Merck & Co will have to pay Bristol-Myers Squibb and Ono Pharmaceutical an initial $625 million as part settlement of patent litigation against Merck’s programmed cell death protein-1 (PD-1) anticancer antibody Keytruda® (pembrolizumab). Bristol-Myers Squibb and Ono claimed that Keytruda sales infringed on their own PD-1 antibody patents, which underpin Bristol-Myers Squibb’s antibody therapeutic Opdivo® (nivolumab).
The settlement, reported late Friday, also requires Merck to pay 6.5% royalties on global sales of Keytruda through to the end of 2023, and then 2.5% royalties until the end of 2026. The royalties will be split 75/25 between Bristol-Myers Squibb and Ono, respectively. The agreement allows for the companies to give each other specific rights under their respective PD-1 patent portfolios.
Commenting on the settlement, Bristol-Myers Squibb CEO, Giovanni Caforio, M.D., said, “Bristol-Myers Squibb and Ono’s agreement with Merck protects our scientific discoveries and validates the strong intellectual property rights we secured as the early innovators in the science of PD-1, a key mechanism in immuno-oncology that has proven to have transformational impact in cancer care.
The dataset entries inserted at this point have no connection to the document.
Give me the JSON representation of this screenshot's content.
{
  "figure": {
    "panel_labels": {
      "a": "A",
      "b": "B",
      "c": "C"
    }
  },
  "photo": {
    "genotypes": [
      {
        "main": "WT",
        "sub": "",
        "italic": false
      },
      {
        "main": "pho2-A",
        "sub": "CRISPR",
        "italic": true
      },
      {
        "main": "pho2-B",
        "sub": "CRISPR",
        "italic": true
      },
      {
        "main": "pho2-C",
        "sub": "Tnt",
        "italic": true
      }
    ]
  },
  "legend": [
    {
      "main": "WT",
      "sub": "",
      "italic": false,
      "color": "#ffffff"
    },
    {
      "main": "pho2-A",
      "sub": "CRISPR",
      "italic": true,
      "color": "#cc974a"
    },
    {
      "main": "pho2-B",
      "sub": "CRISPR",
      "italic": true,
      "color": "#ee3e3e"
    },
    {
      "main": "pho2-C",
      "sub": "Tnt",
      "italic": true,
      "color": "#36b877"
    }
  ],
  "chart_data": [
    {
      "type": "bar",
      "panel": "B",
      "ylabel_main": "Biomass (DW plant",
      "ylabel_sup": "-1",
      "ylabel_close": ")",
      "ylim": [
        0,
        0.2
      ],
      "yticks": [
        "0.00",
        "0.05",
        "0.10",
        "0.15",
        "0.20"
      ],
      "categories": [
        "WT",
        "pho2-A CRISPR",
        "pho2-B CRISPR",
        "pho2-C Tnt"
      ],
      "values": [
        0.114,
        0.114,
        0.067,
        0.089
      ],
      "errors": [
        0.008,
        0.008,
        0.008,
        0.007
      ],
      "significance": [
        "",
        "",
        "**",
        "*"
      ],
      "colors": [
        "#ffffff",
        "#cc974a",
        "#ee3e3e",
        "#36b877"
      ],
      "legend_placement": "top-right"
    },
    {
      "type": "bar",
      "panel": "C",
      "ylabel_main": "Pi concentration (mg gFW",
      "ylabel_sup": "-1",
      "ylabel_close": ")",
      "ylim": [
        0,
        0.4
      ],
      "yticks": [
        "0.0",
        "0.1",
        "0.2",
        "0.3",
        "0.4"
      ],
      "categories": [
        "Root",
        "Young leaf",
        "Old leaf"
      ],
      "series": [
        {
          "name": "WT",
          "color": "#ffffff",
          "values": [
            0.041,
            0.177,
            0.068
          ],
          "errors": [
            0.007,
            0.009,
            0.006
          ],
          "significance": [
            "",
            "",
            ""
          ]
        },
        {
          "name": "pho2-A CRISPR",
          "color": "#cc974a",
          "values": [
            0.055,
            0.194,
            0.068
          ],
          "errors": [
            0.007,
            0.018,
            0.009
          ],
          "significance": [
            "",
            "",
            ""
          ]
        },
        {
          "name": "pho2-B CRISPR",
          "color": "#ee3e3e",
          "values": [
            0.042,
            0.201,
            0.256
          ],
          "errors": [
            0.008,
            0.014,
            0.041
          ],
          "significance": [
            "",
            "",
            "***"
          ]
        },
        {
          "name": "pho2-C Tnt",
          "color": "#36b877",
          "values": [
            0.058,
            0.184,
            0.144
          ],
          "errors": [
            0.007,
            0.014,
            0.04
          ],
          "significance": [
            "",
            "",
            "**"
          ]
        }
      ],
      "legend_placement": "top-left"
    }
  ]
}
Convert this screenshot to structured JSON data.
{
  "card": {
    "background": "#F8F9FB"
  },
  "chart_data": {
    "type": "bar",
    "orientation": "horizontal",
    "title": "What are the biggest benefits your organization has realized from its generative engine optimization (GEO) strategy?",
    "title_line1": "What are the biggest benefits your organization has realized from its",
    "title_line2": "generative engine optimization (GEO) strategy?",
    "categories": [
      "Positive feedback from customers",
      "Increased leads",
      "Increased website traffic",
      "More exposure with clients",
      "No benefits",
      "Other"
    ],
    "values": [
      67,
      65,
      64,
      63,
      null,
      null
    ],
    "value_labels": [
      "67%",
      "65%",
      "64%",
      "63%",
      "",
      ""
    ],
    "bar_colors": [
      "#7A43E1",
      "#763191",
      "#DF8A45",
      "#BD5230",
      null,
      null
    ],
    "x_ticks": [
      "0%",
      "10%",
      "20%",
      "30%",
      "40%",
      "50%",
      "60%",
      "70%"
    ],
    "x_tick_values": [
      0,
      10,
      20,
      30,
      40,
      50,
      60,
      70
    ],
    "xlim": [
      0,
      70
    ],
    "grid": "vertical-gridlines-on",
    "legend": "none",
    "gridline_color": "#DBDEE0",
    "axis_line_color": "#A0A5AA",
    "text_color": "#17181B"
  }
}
Today’s agreement is also a good decision for patients as it supports the continuation of ongoing research and maintains access to anti-PD-1 therapies for cancer patients around the world.”
Announcement of the settlement comes just days after Bristol-Myers Squibb confirmed that it would not chase accelerated FDA approval of its Opdivo plus Yervoy® (ipilimumab) combination therapy for the major indication of first-line lung cancer therapy. Earlier this month, competitor Merck’s Keytruda plus carboplatin combination therapy was granted priority review by FDA for the first-line treatment of metastatic or advanced nonsquamous non-small-cell lung cancer (NSCLC), in patients with no anaplastic lymphoma kinase (ALK) or epidermal growth factor receptor (EGFR) mutations, and irrespective of programmed cell death protein ligand-1 (PD-L1) expression. The target action date is May 10 2017.
Earlier this month Merck and Incyte confirmed that they would expand the Phase III clinical development program for Keytruda in combination with Incyte's investigational oral selective indoleamine-pyrrole 2,3-dioxygenase (IDO1) inhibitor epacadostat to encompass four additional tumor types, including NSCLC. Within the last few weeks, Keytruda has also been approved in Japan for the first-and second-line treatment of patients with PD-L1-positive unresectable advanced/recurrent NSCLC, and has been recommended by the European Medicines Agency’s CHMP for approval as first-line therapy of metastatic NSCLC in tumors with high PD-L1 expression. A final decision is expected by the European Commission during Q1 2017. Keytruda was approved by FDA for the first-line treatment of NSCLC tumors with high PD-L1 expression in October 2016.
Bristol-Myers Squibb has pushed on with development of Opdivo in combination with other drugs for the lung cancer indication since August 2016, when a pivotal Phase III monotherapy study in treatment naïve NSCLC patients failed to meet its primary endpoint. Earlier this month Bristol-Myers Squibb said it was teaming up with Janssen Biotech to carry out Phase Ib/II studies with Opdivo in combination with the latter’s CD38-targeting antibody Darzalex®, against multiple myeloma and solid tumor types, including NSCLC. This agreement builds on the firms’ clinical research collaboration to evaluate Opdivo and Janssen’s live attenuated double-deleted (LADD) Listeria monocytogenes cancer immunotherapy against NSCLC.